Let W be the space generated by the polynomials x3 + 3x2 – x + 4, and
2x3 + x2 – 7x – 7. Find a basis and the dimension of W.
To find a basis for W, we need to determine the linearly independent polynomials that generate the space.
First, let's rewrite the given polynomials:
P1(x) = x^3 + 3x^2 - x + 4
P2(x) = 2x^3 + x^2 - 7x - 7
We can see that both polynomials have degree 3, so the basis of W must include at least one polynomial of degree 3. Let's start by considering P1(x):
P1(x) = x^3 + 3x^2 - x + 4 = 1*x^3 + 3*x^2 - 1*x + 4
We can write P1(x) as a linear combination of the powers of x:
P1(x) = 1*x^3 + 3*x^2 - 1*x + 4 = 1*x^3 + 3*x^2 + (-1)*x + 4*x^0
So, P1(x) can be generated by the monomials {x^3, x^2, x^0}. These monomials are linearly independent since none can be expressed as a combination of the others.
Now let's consider P2(x):
P2(x) = 2*x^3 + x^2 - 7*x - 7 = 2*x^3 + 1*x^2 + (-7)*x + (-7)*x^0
So, P2(x) can be generated by the monomials {x^3, x^2, x^0}. These monomials are also linearly independent.
Since both polynomials can be generated by the same set of linearly independent monomials, we can conclude that any other polynomial in the space W can also be generated by these monomials. Therefore, a basis for W is {x^3, x^2, x^0}.
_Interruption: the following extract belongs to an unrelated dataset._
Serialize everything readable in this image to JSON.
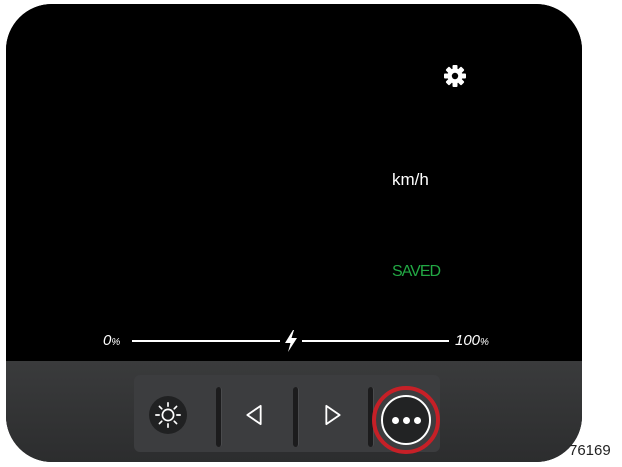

The dimension of a vector space is equal to the number of elements in its basis. In this case, the dimension of W is 3, as the basis {x^3, x^2, x^0} has 3 elements.
To find a basis for the space W, we need to find a linearly independent set of polynomials that can generate the space W. We can do this by reducing the given polynomials to row-echelon form.
First, let's set up an augmented matrix of the given polynomials:
[1 3 -1 4 | 0]
[2 1 -7 -7 | 0]
Using Gaussian elimination, we can reduce the matrix to row-echelon form:
[1 3 -1 4 | 0]
[0 -5 -5 -15 | 0]
Now, let's write the row-echelon form as equations:
x1 + 3x2 - x3 + 4x4 = 0
-5x2 - 5x3 - 15x4 = 0
From this, we can see that the variables x2, x3, and x4 are free variables. We can solve for x1 in terms of these free variables:
x1 = -3x2 + x3 - 4x4
A basis for W can be found by letting the free variables be equal to 1 and the rest equal to 0. Let's take x2 = 1, x3 = 0, x4 = 0:
x1 = -3(1) + 0 - 4(0) = -3
So, one basis vector is -3.
Let's take x2 = 0, x3 = 1, x4 = 0:
x1 = -3(0) + 1 - 4(0) = 1
So, another basis vector is 1.
Finally, let's take x2 = 0, x3 = 0, x4 = 1:
x1 = -3(0) + 0 - 4(1) = -4
So, a third basis vector is -4.
Therefore, a basis for W is {-3, 1, -4}. The dimension of W is the number of basis vectors, which in this case is 3.